In those days young people, unless invited to speak, were seen and not heard. But as soon as father considered us old enough to have ideas or opinions, we were given full scope to express them, no matter how adolescent. He hated the slavery of pattern and following of examples and believed in the equality of the sexes; not only did he come out strongly for woman suffrage in the wake of Susan B. Anthony, but he advocated Mrs. Bloomer’s bloomers as attire for women, though his wife and daughters never wore them. He fought for free libraries, free education, free books in the public schools, and freedom of the mind from dogma and cant. Sitting comfortably with his feet on the table he used to say, “You should give something back to your country because you as a child were rocked in the cradle of liberty and nursed at the breast of the goddess of truth.” Father always talked like that.

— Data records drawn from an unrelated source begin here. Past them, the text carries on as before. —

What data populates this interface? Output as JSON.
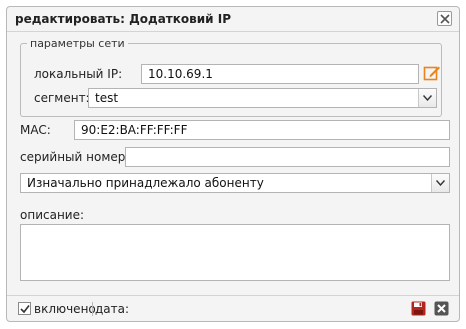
{
  "dialog": {
    "title": "редактировать: Додатковий IP",
    "close_icon": "close-icon"
  },
  "network_params": {
    "legend": "параметры сети",
    "local_ip_label": "локальный IP:",
    "local_ip_value": "10.10.69.1",
    "edit_icon": "pencil-edit-icon",
    "segment_label": "сегмент:",
    "segment_value": "test"
  },
  "mac": {
    "label": "MAC:",
    "value": "90:E2:BA:FF:FF:FF"
  },
  "serial": {
    "label": "серийный номер:",
    "value": ""
  },
  "ownership": {
    "value": "Изначально принадлежало абоненту"
  },
  "description": {
    "label": "описание:",
    "value": ""
  },
  "footer": {
    "enabled_label": "включено",
    "enabled_checked": true,
    "date_label": "дата:",
    "save_icon": "save-icon",
    "delete_icon": "delete-icon"
  },
  "colors": {
    "accent_orange": "#e8841a",
    "save_red": "#b3261e",
    "delete_gray": "#555555"
  }
}
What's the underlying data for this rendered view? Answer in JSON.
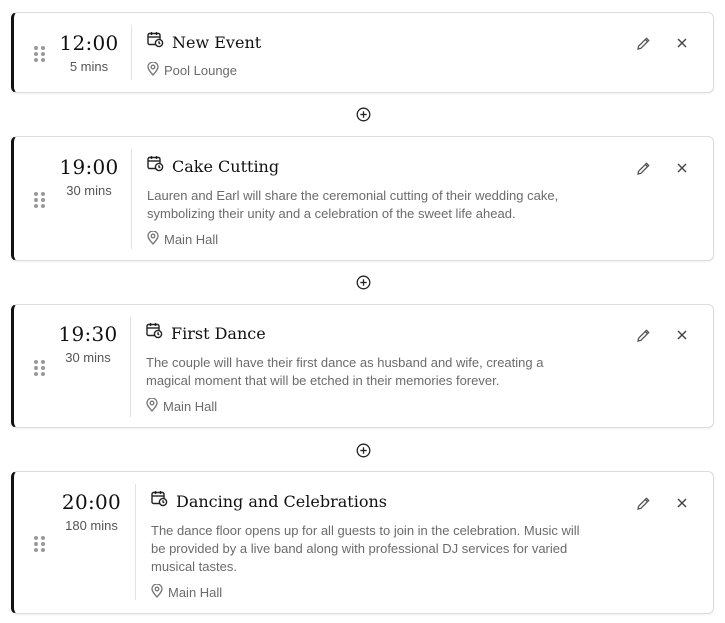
{
  "events": [
    {
      "time": "12:00",
      "duration": "5 mins",
      "title": "New Event",
      "description": "",
      "location": "Pool Lounge"
    },
    {
      "time": "19:00",
      "duration": "30 mins",
      "title": "Cake Cutting",
      "description": "Lauren and Earl will share the ceremonial cutting of their wedding cake, symbolizing their unity and a celebration of the sweet life ahead.",
      "location": "Main Hall"
    },
    {
      "time": "19:30",
      "duration": "30 mins",
      "title": "First Dance",
      "description": "The couple will have their first dance as husband and wife, creating a magical moment that will be etched in their memories forever.",
      "location": "Main Hall"
    },
    {
      "time": "20:00",
      "duration": "180 mins",
      "title": "Dancing and Celebrations",
      "description": "The dance floor opens up for all guests to join in the celebration. Music will be provided by a live band along with professional DJ services for varied musical tastes.",
      "location": "Main Hall"
    }
  ],
  "icons": {
    "event": "calendar-clock-icon",
    "location": "map-pin-icon",
    "edit": "pencil-icon",
    "delete": "close-icon",
    "add": "plus-circle-icon",
    "drag": "drag-handle-icon"
  }
}
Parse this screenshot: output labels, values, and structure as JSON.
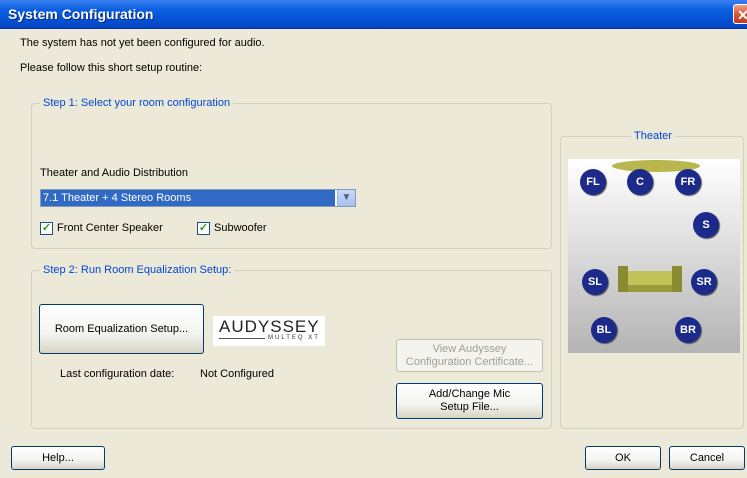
{
  "window": {
    "title": "System Configuration",
    "close_icon": "close-x-icon"
  },
  "intro": {
    "line1": "The system has not yet been configured for audio.",
    "line2": "Please follow this short setup routine:"
  },
  "step1": {
    "legend": "Step 1:    Select your room configuration",
    "distribution_label": "Theater and Audio Distribution",
    "distribution_value": "7.1 Theater + 4 Stereo Rooms",
    "front_center": {
      "label": "Front Center Speaker",
      "checked": true
    },
    "subwoofer": {
      "label": "Subwoofer",
      "checked": true
    }
  },
  "step2": {
    "legend": "Step 2:    Run Room Equalization Setup:",
    "room_eq_button": "Room Equalization Setup...",
    "audyssey_logo": "AUDYSSEY",
    "audyssey_sub": "MULTEQ XT",
    "view_cert_line1": "View Audyssey",
    "view_cert_line2": "Configuration Certificate...",
    "last_config_label": "Last configuration date:",
    "last_config_value": "Not Configured",
    "mic_line1": "Add/Change Mic",
    "mic_line2": "Setup File..."
  },
  "theater": {
    "legend": "Theater",
    "speakers": {
      "fl": "FL",
      "c": "C",
      "fr": "FR",
      "s": "S",
      "sl": "SL",
      "sr": "SR",
      "bl": "BL",
      "br": "BR"
    }
  },
  "footer": {
    "help": "Help...",
    "ok": "OK",
    "cancel": "Cancel"
  },
  "colors": {
    "title_bar": "#0552d6",
    "legend_text": "#0046d5",
    "speaker": "#1c2a8a",
    "selection": "#316ac5"
  }
}
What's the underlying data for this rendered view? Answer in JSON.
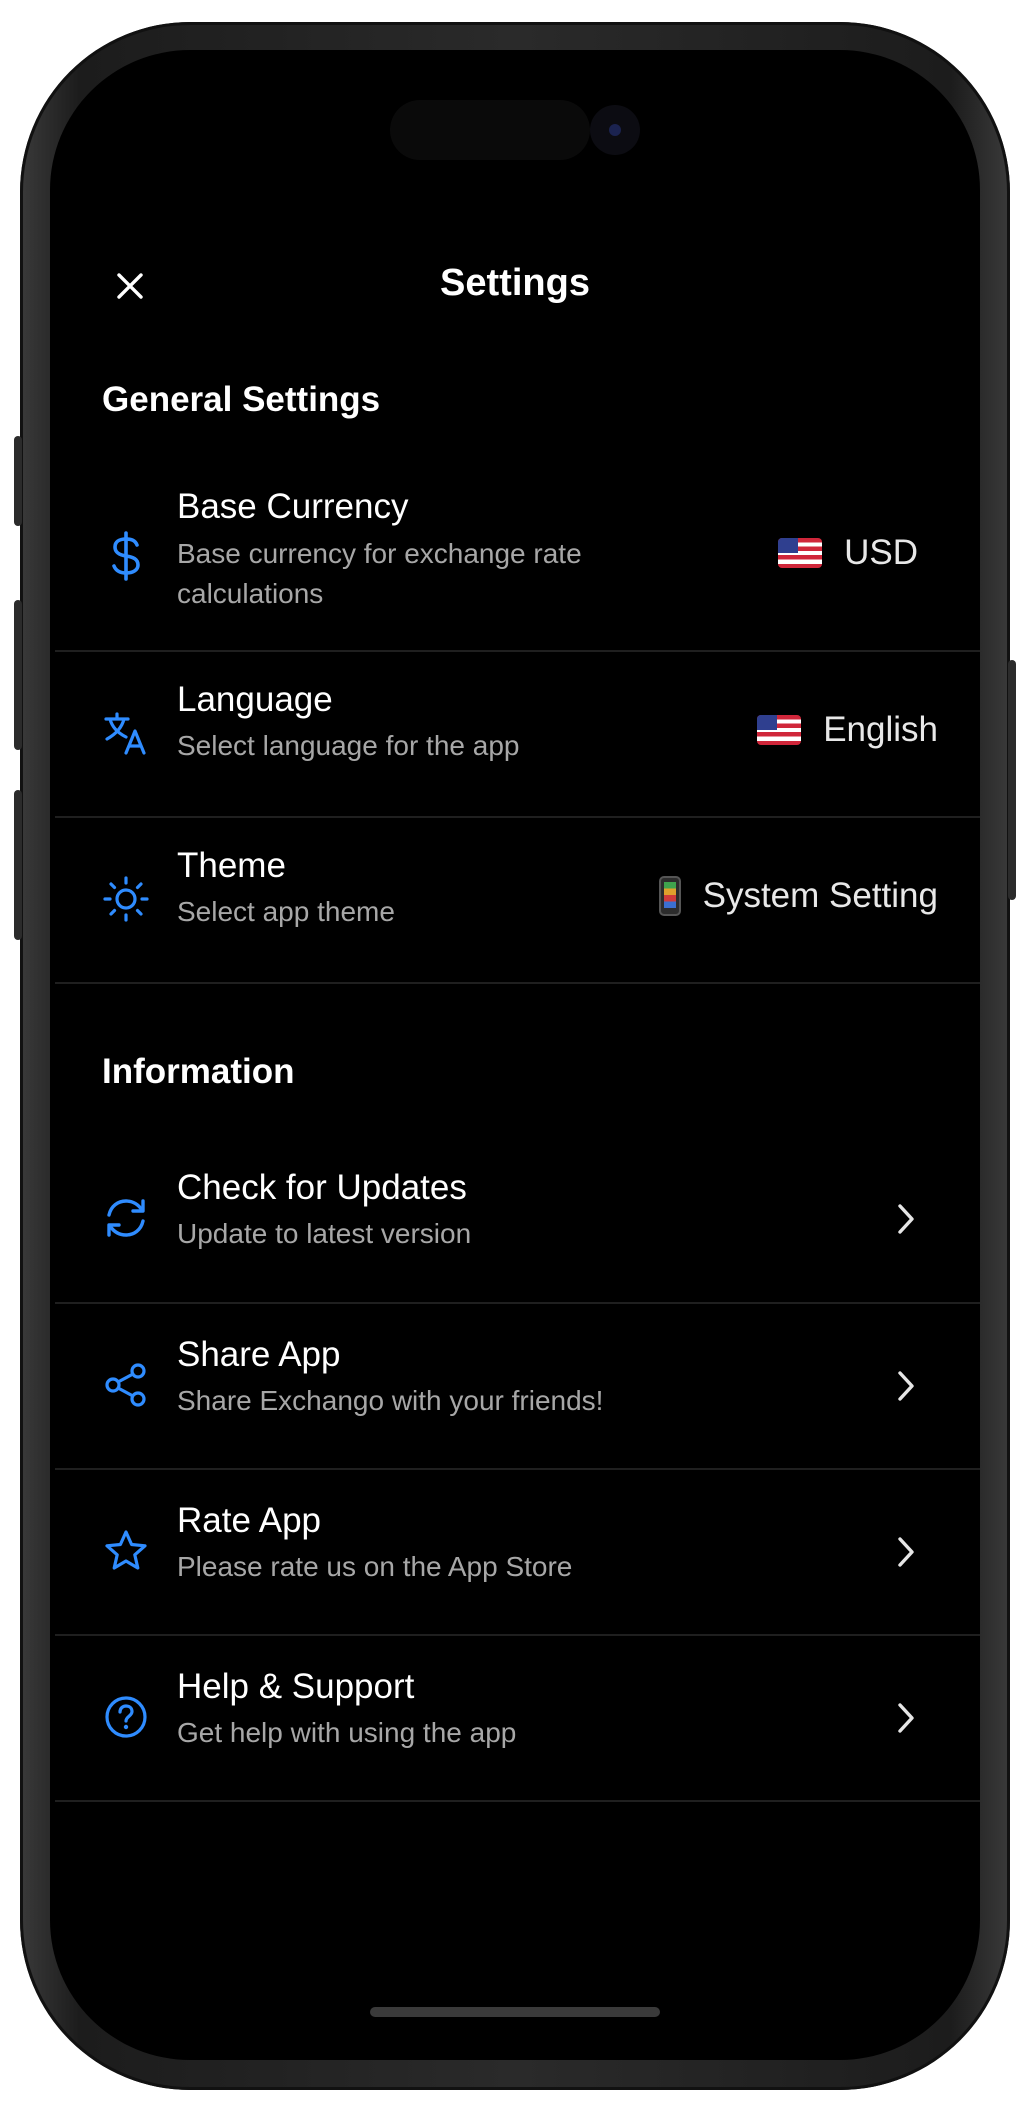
{
  "header": {
    "title": "Settings",
    "close_icon": "close-icon"
  },
  "colors": {
    "accent": "#2f8cff",
    "background": "#000000",
    "text": "#ffffff",
    "subtext": "#a7a7a7",
    "divider": "#1f1f1f"
  },
  "general": {
    "title": "General Settings",
    "items": [
      {
        "label": "Base Currency",
        "sub1": "Base currency for exchange rate",
        "sub2": "calculations",
        "value": "USD",
        "icon": "dollar-icon",
        "value_icon": "us-flag-icon"
      },
      {
        "label": "Language",
        "sub1": "Select language for the app",
        "value": "English",
        "icon": "translate-icon",
        "value_icon": "us-flag-icon"
      },
      {
        "label": "Theme",
        "sub1": "Select app theme",
        "value": "System Setting",
        "icon": "sun-icon",
        "value_icon": "phone-icon"
      }
    ]
  },
  "information": {
    "title": "Information",
    "items": [
      {
        "label": "Check for Updates",
        "sub1": "Update to latest version",
        "icon": "refresh-icon"
      },
      {
        "label": "Share App",
        "sub1": "Share Exchango with your friends!",
        "icon": "share-icon"
      },
      {
        "label": "Rate App",
        "sub1": "Please rate us on the App Store",
        "icon": "star-icon"
      },
      {
        "label": "Help & Support",
        "sub1": "Get help with using the app",
        "icon": "help-icon"
      }
    ]
  }
}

Although the first Socialist in the community, father also took single tax in his stride and became the champion and friend of Henry George. Progress and Poverty was one of the latest additions to our meager bookshelf. He laughed and rejoiced when he came upon what to him were meaty sentences, reading them aloud to mother, who accepted them as fine because he said they were fine. The rest of us all had to plow through the book in order, as he said, to “elevate the mind.” To me it still remains one of the dullest ever written.

Mother’s loyalty to father was tested repeatedly. Hers were the responsibilities of feeding and clothing and managing on his income, combined with the earnings of the oldest children. But father’s generosity took no cognizance of fact. Once he was asked to buy a dozen bananas for supper. Instead, he purchased a stalk of fifteen dozen, and on his way home gave every single one to schoolboys and girls playing at recess. On another occasion he showed up with eight of a neighbor’s children; the ninth had been quarantined for diphtheria. They lived with us for two months, crowded into our beds, tucked in between us at the table. Mother welcomed them as she did his other guests. The house was always open. She was not so much social-minded as inherently hospitable. But with her frail body and slim pocketbook, it took courage to smile.

Once only that I can remember did mother’s patience give way. That was when father invaded her realm too drastically and invited Henry George to lecture at the leading hotel—with banquet thrown in. From the money saved for the winter coal he had taken enough to entertain fifty men whose children were well-fed and well-clothed. This was the sole time I ever knew my parents to be at odds, though even then I heard no quarreling words. Whatever happened between them I was not sure, but father spent several days wooing back the smile and light to her eyes.

After Henry George’s visit we had to go without coal most of the winter.